Mysteries of Pool Guy Knowledge
The duo jokes about the mysterious apprenticeship of pool maintenance workers and the lack of formal education for the job.
Online Resources & Crowd Wisdom
ChatGPT gets a mention as Bryan considers seeking AI advice on pool chemical science.
Showering Faux Pas at Swim Classes
Bryan relays his irritation with a dad giving his kids a "full shower"—soap, shampoo, conditioner, and toothbrush—in a communal rinse-off area.
“That’s not the intended use of the shower.” (18:56)
Memorable Quote:
"Why you got to use up all our shower time, you know, with your whole show. Toothbrush. Really?

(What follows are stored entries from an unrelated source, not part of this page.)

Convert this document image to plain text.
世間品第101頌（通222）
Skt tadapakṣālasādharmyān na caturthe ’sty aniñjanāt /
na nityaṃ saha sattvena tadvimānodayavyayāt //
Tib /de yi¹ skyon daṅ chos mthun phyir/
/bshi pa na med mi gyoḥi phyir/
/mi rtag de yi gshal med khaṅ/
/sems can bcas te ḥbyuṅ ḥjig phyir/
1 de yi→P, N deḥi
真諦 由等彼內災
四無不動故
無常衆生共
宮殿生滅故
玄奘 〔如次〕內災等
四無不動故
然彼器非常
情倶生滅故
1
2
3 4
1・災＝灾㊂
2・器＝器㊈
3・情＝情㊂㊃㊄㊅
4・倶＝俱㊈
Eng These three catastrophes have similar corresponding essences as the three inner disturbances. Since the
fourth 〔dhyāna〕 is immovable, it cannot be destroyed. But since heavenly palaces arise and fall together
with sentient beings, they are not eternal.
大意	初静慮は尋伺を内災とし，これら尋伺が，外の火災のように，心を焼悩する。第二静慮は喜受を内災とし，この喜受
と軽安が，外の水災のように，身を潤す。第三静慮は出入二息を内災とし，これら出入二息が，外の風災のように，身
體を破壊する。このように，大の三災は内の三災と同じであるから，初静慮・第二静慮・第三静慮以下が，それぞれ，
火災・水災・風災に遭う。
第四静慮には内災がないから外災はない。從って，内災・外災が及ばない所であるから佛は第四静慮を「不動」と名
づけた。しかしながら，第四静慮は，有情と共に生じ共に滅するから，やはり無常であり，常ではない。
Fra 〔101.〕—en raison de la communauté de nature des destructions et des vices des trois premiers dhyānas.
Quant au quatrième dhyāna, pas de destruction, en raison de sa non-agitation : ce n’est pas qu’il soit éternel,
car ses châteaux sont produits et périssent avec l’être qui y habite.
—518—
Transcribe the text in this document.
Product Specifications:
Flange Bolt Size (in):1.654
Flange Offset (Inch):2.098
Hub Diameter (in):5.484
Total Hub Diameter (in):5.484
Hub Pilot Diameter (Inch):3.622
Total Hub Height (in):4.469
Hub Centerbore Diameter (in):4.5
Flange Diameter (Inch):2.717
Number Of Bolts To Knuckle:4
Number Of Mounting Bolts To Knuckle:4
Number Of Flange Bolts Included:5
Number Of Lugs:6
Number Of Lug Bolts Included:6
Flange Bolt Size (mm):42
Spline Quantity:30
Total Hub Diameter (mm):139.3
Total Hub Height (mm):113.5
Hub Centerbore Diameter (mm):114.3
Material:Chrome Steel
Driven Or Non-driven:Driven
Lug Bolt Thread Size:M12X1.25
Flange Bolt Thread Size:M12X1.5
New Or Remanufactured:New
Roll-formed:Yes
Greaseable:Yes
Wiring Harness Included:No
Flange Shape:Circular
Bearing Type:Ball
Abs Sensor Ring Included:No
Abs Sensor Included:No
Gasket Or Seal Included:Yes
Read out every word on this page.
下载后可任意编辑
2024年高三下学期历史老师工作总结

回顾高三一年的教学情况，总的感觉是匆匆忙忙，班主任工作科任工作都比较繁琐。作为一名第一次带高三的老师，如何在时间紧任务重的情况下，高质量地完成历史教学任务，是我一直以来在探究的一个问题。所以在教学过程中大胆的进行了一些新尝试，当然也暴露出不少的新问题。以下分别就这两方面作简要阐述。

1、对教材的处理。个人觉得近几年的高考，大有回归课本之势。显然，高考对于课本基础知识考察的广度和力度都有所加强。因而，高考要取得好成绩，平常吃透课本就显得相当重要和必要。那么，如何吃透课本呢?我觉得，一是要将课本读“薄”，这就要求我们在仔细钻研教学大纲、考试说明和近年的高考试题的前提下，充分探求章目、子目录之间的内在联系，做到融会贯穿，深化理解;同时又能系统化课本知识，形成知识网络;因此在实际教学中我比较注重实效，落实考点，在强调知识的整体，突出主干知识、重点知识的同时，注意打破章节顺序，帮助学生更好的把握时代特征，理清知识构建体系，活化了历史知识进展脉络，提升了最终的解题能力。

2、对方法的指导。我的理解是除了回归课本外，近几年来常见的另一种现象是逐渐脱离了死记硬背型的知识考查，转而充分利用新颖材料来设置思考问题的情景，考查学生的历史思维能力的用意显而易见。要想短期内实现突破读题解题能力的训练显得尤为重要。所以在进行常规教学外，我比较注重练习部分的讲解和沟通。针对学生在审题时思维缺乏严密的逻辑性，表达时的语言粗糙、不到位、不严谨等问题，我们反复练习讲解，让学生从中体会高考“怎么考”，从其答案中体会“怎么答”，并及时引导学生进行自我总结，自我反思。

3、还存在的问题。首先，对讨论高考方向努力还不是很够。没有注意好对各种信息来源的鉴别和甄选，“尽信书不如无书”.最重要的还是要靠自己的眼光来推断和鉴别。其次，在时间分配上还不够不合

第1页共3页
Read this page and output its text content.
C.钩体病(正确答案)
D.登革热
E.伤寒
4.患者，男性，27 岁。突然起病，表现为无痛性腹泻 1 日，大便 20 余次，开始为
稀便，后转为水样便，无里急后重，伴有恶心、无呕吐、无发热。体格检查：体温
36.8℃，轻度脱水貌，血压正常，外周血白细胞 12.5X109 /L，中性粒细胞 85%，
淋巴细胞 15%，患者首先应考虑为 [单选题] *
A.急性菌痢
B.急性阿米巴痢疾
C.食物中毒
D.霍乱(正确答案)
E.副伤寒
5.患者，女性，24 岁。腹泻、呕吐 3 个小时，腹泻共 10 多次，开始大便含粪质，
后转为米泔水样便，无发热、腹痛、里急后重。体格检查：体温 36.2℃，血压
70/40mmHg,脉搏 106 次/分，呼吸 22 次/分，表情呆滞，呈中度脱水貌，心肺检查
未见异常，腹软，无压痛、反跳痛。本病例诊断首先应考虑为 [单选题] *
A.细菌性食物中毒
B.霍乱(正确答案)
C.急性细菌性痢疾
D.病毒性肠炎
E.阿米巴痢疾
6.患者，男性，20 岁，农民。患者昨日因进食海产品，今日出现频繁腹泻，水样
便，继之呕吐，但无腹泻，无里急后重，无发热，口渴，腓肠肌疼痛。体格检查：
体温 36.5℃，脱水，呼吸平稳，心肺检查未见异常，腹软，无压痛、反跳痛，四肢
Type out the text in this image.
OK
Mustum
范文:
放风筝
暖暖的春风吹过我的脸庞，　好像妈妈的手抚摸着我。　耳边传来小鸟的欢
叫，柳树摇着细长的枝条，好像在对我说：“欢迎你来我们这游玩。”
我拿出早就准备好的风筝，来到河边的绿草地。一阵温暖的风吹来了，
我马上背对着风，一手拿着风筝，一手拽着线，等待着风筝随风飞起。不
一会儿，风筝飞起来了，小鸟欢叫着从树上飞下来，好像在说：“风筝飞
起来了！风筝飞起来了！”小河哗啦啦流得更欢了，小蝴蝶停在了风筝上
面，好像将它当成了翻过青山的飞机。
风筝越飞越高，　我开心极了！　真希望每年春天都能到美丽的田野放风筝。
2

A toothbrush?" — Krissy (20:18)
General Public Shower Discomfort
Inside the Great Wolf Lodge
The Smells & Sights of Shared Water
The Bar is the Only Clean Place
Everyone Gets Wet, Everyone Gets Weird
Financial Realities
Six Flags and White Water: Decline and Decay
Contrast With Disney: Pricing Out the People
Hot Take on Iran, Diplomacy, and Current Events
Wild News: Monkeys & Snakes in the South
Chipmunks, Cats, and Pool Wildlife
On pool struggles and futility:
“You’d think after 10 years of owning this pool, I would have figured it the fuck out, but I have not at all figured out how to keep those chemicals in balance.” — Bryan (03:37)
On gym shower etiquette:
“You want shower boots? You want, like, rain boots, right?" — Krissy (21:06)
On Great Wolf Lodge-level mass chlorination:
“I thought my pool was complicated. This is really complicated.” — Bryan (30:44)
On overpriced family entertainment:
“It is just as expensive as going to Disney World.” — Bryan (40:02)
On amusement park nostalgia lost:
“When I was a kid, Six Flags was something fucking special. I like to go there. It wasn’t Disney World, but it didn’t need to be.” — Krissy (46:50)
On confusing diplomacy:
“This is insanity. This is not how diplomacy works.” — Bryan (58:37)
On monkeys in Florida:
“Hundreds of monkeys that jump out of the trees into the water trying to scare you away from their territory...I would be scared!” — Krissy (63:12)
True to its “Cheesecake Factory” ethos, this episode is a buffet of pool rants, family chaos, communal bath gripes, and absurdist comedy, all delivered in Bryan and Krissy’s endearing, chaotic style. It’s a waterworld episode that manages to tie suburban dad struggles, nostalgia for cleaner amusement parks, and a dash of world politics into one big, chlorinated mess.
Remember: “Clean your pool, kids.” (68:57)
If you like unscripted riffing, inside jokes, and a Seinfeld-in-a-swimsuit view of life, this episode is a perfect example of TCB’s rambling, irreverent humor and social commentary.